AUSTIN, Texas (FOX 7 Austin) - Two Austin parents are suing Austin ISD claiming their daughter endured years of bullying and discrimination based on her race at James Bowie High School. And, this often happened in the presence of teachers.
They say they complained to school staff on numerous occasions. And, the school district knew about several incidents involving a noose, calling the child racial slurs, and injuring her animals.
Pamela J. Parks and Charles E. Sneed are the parents of a rising senior named C.S. She's been attending James Bowie High School since she was a freshman in 2016.
"As a parent you think wow this is horrible my child lives through this day to day and this is the norm. But on any given day being the only black child in class you would hear earshot over her, ‘hey you n word or I'm going to shoot me an n today or you effing n.' And she would look at the teacher, and the teacher would say, ‘you guys cut it out.' But there was not a you're not allowed to do this. That step was never taken," Parks says.
Wednesday afternoon the child's parents emotionally detailed numerous encounters where they say their daughter suffered from bullying, discrimination, harassment and retaliation because of her race.
"There were things like the "Sass-quatch award", there was a time where they went onto the farm and vandalized her equipment. They took a knife and carved a picture of a private male part erect and put something in her feed for her pigs, something oily."
Parks says the students also stuffed an object and hung it with a noose in her designated FFA area. In this 27 page long lawsuit Parks and Sneed say after years of reaching out to the principal and district office they realized not only were they not receiving answers, but their daughter's confidentiality was being compromised.
"One of the problems we had, 9 times out of 10 my daughter said, ‘I don't like going to give reports because they tell the people I did it.' So she walks back into the classroom, and they say, ‘I hate you, you effin snitch you n'. Because they tell them she came in the office and said this that or the other. And I'm like where's the confidentiality for her but you're keeping it for the kids that are doing it against her. That I'm not understanding."
Parks says she has 3 years' worth text messages, emails, phone calls, photos because she's been trying to get something done for years. "We're not happy to be here. We wish there was no lawsuit. We wish the school district would have responded to the family's complaints appropriately a long time ago," says the family's attorney Martin Cirkiel.
Parks adds, "I hope this lawsuit shows them this wasn't just a hysterical mom dramatic mom, I worked in this school system. I support the school system."
C.S. says she's already completed the hard part and just wants to graduate and walk away.
Parks says this past school year she came back from the Travis County show and she asked was C.S. still studying and she burst into tears. "I said what is wrong? And she said, ‘I don't think I can do it. I don't want to let you guys down and I don't want to give up but I've never felt disliked to this magnitude. They pretend to like you and the next minute they're calling you a racial slur or vandalizing your equipment or they're saying they hate your mom and your dad. I have another year and I don't know if I'll make it mom.'" Parks says as she begins crying.
"With my medical condition at the time my fear and I told the band director my fear is that I won't see my daughter walk across the stage. So every day I try and devote my life to making sure she's okay. For as long as I can. It was killing me that I couldn't protect that, I couldn't make it stop. I couldn't make the district do the right thing. I kept trusting the wrong people. I kept telling her it was going to be okay," Parks says tearfully.
"If you are in a position for childhood learning it takes very special people to do that and if you don't want to do that, quit and go get your job in a pie factory because those are our kids. Anybody in here anybody that sees this footage, I would do anything to help their kids so if you're in the school district and you're not in there for the same reason, why? Move on," Sneed says.
Parks says this has been happening for years because she was promised answered and believed the wrong people.
FOX 7 Austin asked if Sneed and Parks fear anything will happen to C.S. her senior year, and if this will hinder anything she'd like to do post-graduation.

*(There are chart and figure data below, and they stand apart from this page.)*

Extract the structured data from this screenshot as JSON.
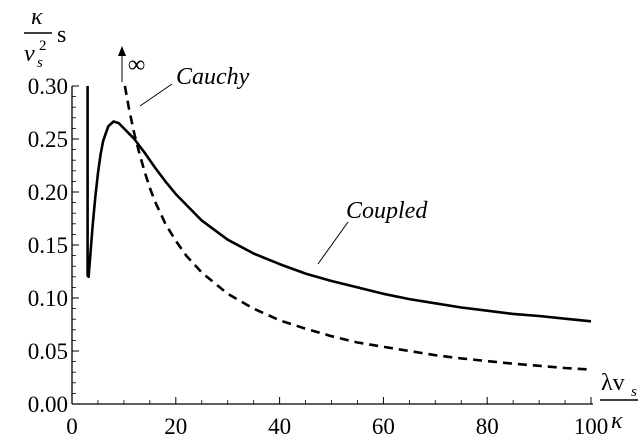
{
  "chart_data": {
    "type": "line",
    "title": "",
    "xlabel": {
      "main": "λv",
      "sub": "s",
      "denominator": "κ"
    },
    "ylabel": {
      "numerator": "κ",
      "denominator_base": "v",
      "denominator_sub": "s",
      "denominator_sup": "2",
      "unit": "s"
    },
    "xlim": [
      0,
      100
    ],
    "ylim": [
      0,
      0.3
    ],
    "x_ticks": [
      0,
      20,
      40,
      60,
      80,
      100
    ],
    "x_tick_labels": [
      "0",
      "20",
      "40",
      "60",
      "80",
      "100"
    ],
    "y_ticks": [
      0,
      0.05,
      0.1,
      0.15,
      0.2,
      0.25,
      0.3
    ],
    "y_tick_labels": [
      "0.00",
      "0.05",
      "0.10",
      "0.15",
      "0.20",
      "0.25",
      "0.30"
    ],
    "grid": false,
    "series": [
      {
        "name": "Coupled",
        "style": "solid",
        "color": "#000000",
        "x": [
          3,
          3,
          3,
          3.2,
          3.6,
          4,
          4.5,
          5,
          5.5,
          6,
          7,
          8,
          9,
          10,
          11,
          12,
          14,
          16,
          18,
          20,
          25,
          30,
          35,
          40,
          45,
          50,
          55,
          60,
          65,
          70,
          75,
          80,
          85,
          90,
          95,
          100
        ],
        "y": [
          0.3,
          0.16,
          0.121,
          0.12,
          0.145,
          0.17,
          0.196,
          0.218,
          0.235,
          0.248,
          0.262,
          0.2665,
          0.265,
          0.26,
          0.255,
          0.25,
          0.237,
          0.223,
          0.21,
          0.198,
          0.173,
          0.155,
          0.142,
          0.132,
          0.123,
          0.116,
          0.11,
          0.104,
          0.099,
          0.095,
          0.091,
          0.088,
          0.085,
          0.083,
          0.0805,
          0.078
        ]
      },
      {
        "name": "Cauchy",
        "style": "dashed",
        "color": "#000000",
        "x": [
          10.2,
          11,
          12,
          13,
          14,
          15,
          16,
          18,
          20,
          22,
          25,
          30,
          35,
          40,
          45,
          50,
          55,
          60,
          65,
          70,
          75,
          80,
          85,
          90,
          95,
          100
        ],
        "y": [
          0.3,
          0.278,
          0.255,
          0.236,
          0.219,
          0.204,
          0.191,
          0.17,
          0.154,
          0.14,
          0.124,
          0.104,
          0.09,
          0.079,
          0.071,
          0.064,
          0.058,
          0.054,
          0.05,
          0.046,
          0.043,
          0.0405,
          0.038,
          0.036,
          0.034,
          0.0325
        ]
      }
    ],
    "annotations": [
      {
        "text": "Cauchy",
        "series": "Cauchy"
      },
      {
        "text": "Coupled",
        "series": "Coupled"
      },
      {
        "text": "∞",
        "meaning": "arrow indicating Cauchy curve diverges to infinity"
      }
    ]
  }
}
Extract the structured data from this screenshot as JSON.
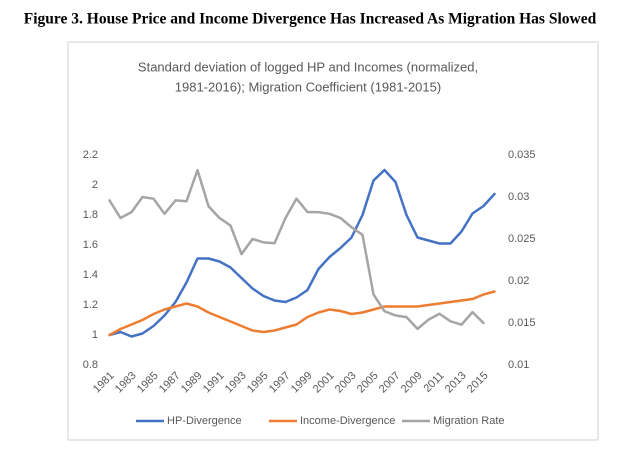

"Of course we're scared. It's been happening for so long, but she wants to finish. We had a family meeting last night our whole family, and we just want a solution. I will say despite it all C.S. does amazing in school. She never makes anything less than a B. She spends hours studying," Parks adds.
"She kept persevering, she became an officer in the FFA program, she made junior superintendent for Travis County she was the only African American child. Anything outside of her campus, she excels. People vote for her they say, "she's wonderful, you're going to be a great vet one day, she volunteers for rescuing dogs, she's already enrolled in an agricultural program through Texas A&M, she has her CVA, but when she gets on the campus we hate you we don't want you to succeed." Parks says.